Young Norris gator looking for a home

Little Ponderosa Zoo Assistant Manager Abbie Bell is taking care of the now-famous Norris Lake juve- nile alligator, which was pulled out of the lake in Union County by a fisherman on Monday, March 18. (photo:G. Chambers Williams III )
From the end of a fisherman’s line at Norris Lake in Union County to a quiet yet comfy pen at Clinton’s Little Ponderosa Zoo & Rescue, a young alligator has had a stressful week.

The little gator – measuring under four feet long – is resting comfortably now at the zoo and has had some fresh chicken to eat, but otherwise has remained mostly docile, said Little Ponderosa Assistant Manager Abbie Bell.

Still unnamed, the juvenile gator was pulled out of the lake by an angler on Monday, March 18, and then turned over to Tennessee Wildlife Resources Agency Officer Rick Roberts.

Roberts subsequently delivered the gator to Little Ponderosa, where it has been allowed to warm up and lounge around in relative peace since its arrival, Bell said.

Little Ponderosa is trying to find the gator a permanent home, however, because the zoo does not have any alligators in residence, and is not ready to add one to its collection of residents, she said.

“I’ve been on the phone looking for a home for it in Alabama, Mississippi, Georgia and Florida, and it’s looking like Florida might be where we’re going to have the best luck,” Bell said Friday.

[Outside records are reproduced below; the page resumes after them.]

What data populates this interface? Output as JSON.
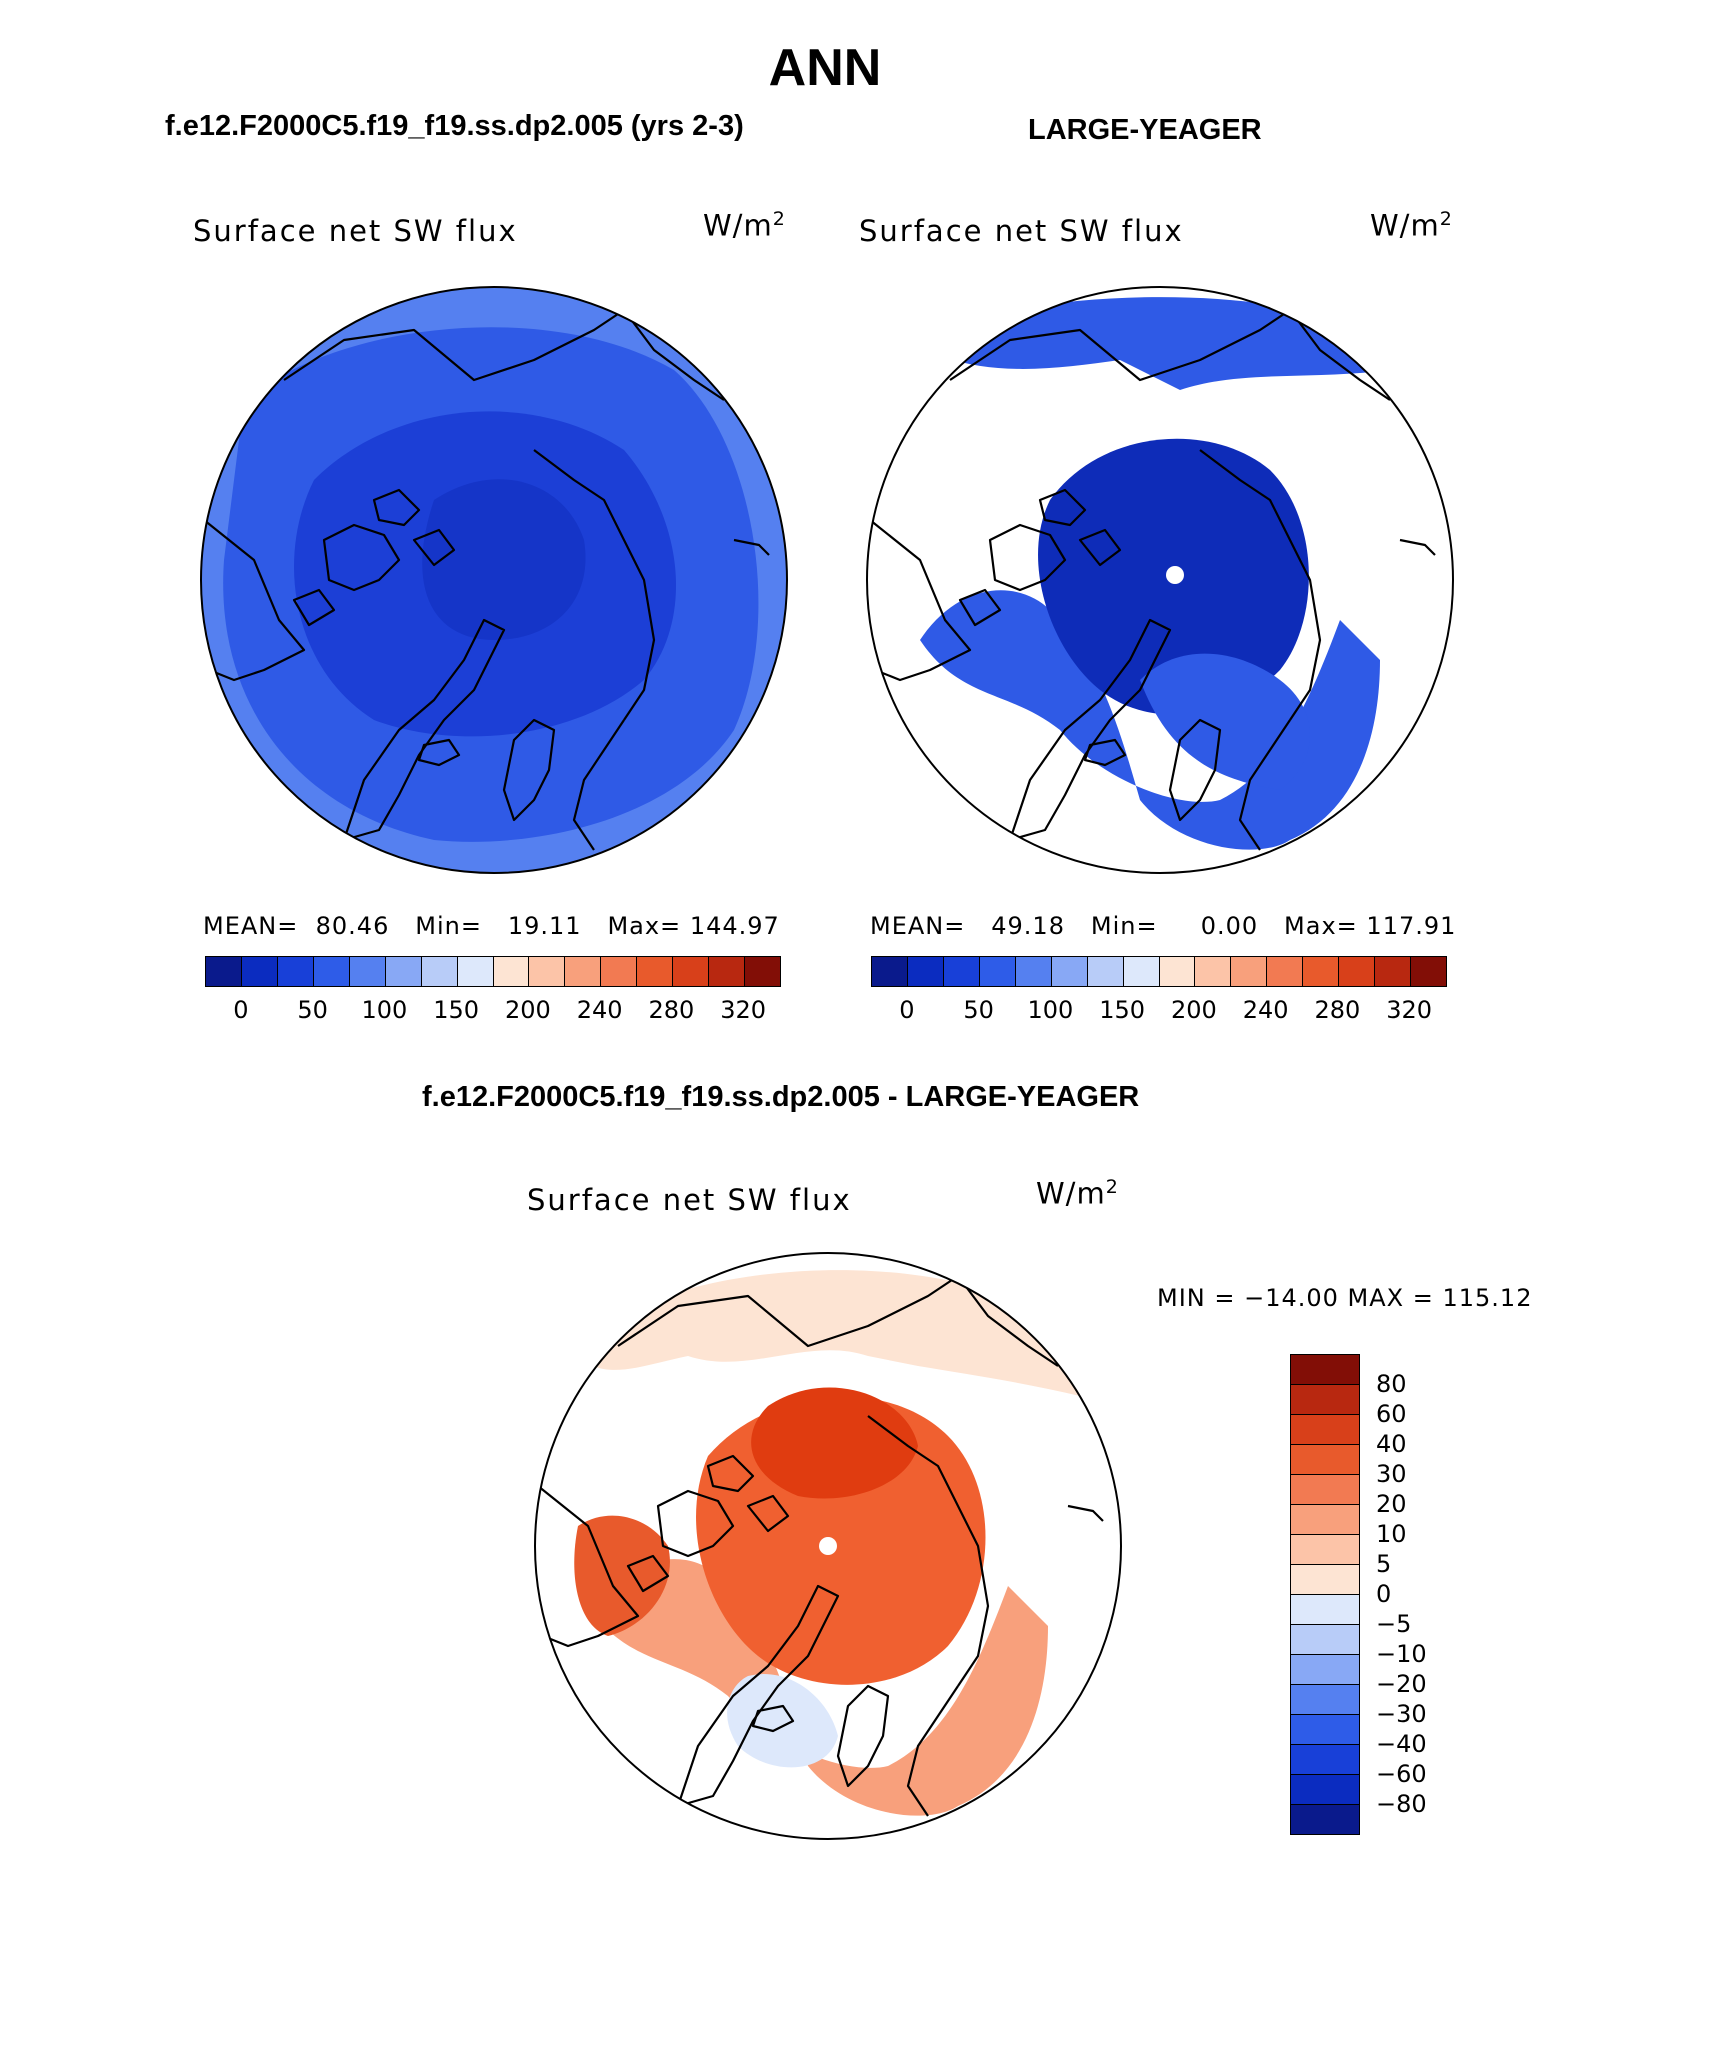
{
  "page_title": "ANN",
  "panels": [
    {
      "case": "f.e12.F2000C5.f19_f19.ss.dp2.005 (yrs 2-3)",
      "variable": "Surface net SW flux",
      "units": "W/m",
      "units_exp": "2",
      "mean_label": "MEAN=",
      "mean_value": "80.46",
      "min_label": "Min=",
      "min_value": "19.11",
      "max_label": "Max=",
      "max_value": "144.97"
    },
    {
      "case": "LARGE-YEAGER",
      "variable": "Surface net SW flux",
      "units": "W/m",
      "units_exp": "2",
      "mean_label": "MEAN=",
      "mean_value": "49.18",
      "min_label": "Min=",
      "min_value": "0.00",
      "max_label": "Max=",
      "max_value": "117.91"
    }
  ],
  "abs_colorbar": {
    "colors": [
      "#0a1a8c",
      "#0b2cc0",
      "#1840d8",
      "#2e5ce8",
      "#5580f0",
      "#88a8f5",
      "#b8ccf8",
      "#dde8fb",
      "#fde4d3",
      "#fcc4a8",
      "#f8a07c",
      "#f27a52",
      "#e85a2c",
      "#d8401a",
      "#b82810",
      "#820e06"
    ],
    "ticks": [
      "0",
      "50",
      "100",
      "150",
      "200",
      "240",
      "280",
      "320"
    ]
  },
  "diff_panel": {
    "title": "f.e12.F2000C5.f19_f19.ss.dp2.005 - LARGE-YEAGER",
    "variable": "Surface net SW flux",
    "units": "W/m",
    "units_exp": "2",
    "minmax_text": "MIN = −14.00 MAX = 115.12"
  },
  "diff_colorbar": {
    "colors": [
      "#820e06",
      "#b82810",
      "#d8401a",
      "#e85a2c",
      "#f27a52",
      "#f8a07c",
      "#fcc4a8",
      "#fde4d3",
      "#dde8fb",
      "#b8ccf8",
      "#88a8f5",
      "#5580f0",
      "#2e5ce8",
      "#1840d8",
      "#0b2cc0",
      "#0a1a8c"
    ],
    "ticks": [
      "80",
      "60",
      "40",
      "30",
      "20",
      "10",
      "5",
      "0",
      "−5",
      "−10",
      "−20",
      "−30",
      "−40",
      "−60",
      "−80"
    ]
  },
  "map_colors": {
    "blue_outer": "#5a88ee",
    "blue_mid": "#2f5ae6",
    "blue_deep": "#1c3fd6",
    "blue_core": "#0e2cb8",
    "red_deep": "#e03c10",
    "red_mid": "#f06030",
    "red_light": "#f9a07c",
    "peach": "#fde4d3",
    "ice_blue": "#dde8fb"
  }
}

“We don’t know its history, whether it was someone’s pet that got too big and they let it go, or what,” she said. “If it has been a pet, it might not be able to be released into the wild.”

For now, the little reptile with the big jaws is at least in a safe place.

“We’re keeping him warm,” Bell said. “He even has a little pool if he wants to get into the water.

“But he’s pretty stressed, so we’re mostly leaving him alone,” she said. “He has eaten a little bit of chicken, but alligators can eat as little as once a week.”

While photos of the gator taken shortly after it was caught show it to be rather docile, Little Ponderosa Manager Mary Lou Redmond said it began showing some spunk after it had been at the zoo for a little while.

“It was cold out at the lake, so it was pretty calm,” she said. “But once it got warmed up here, it showed a little more personality.”

Bell said the Little Ponderosa has never kept alligators, but once had a cayman, a similar type of reptile, which also came in as a rescue.

It was eventually sent to another location, she added.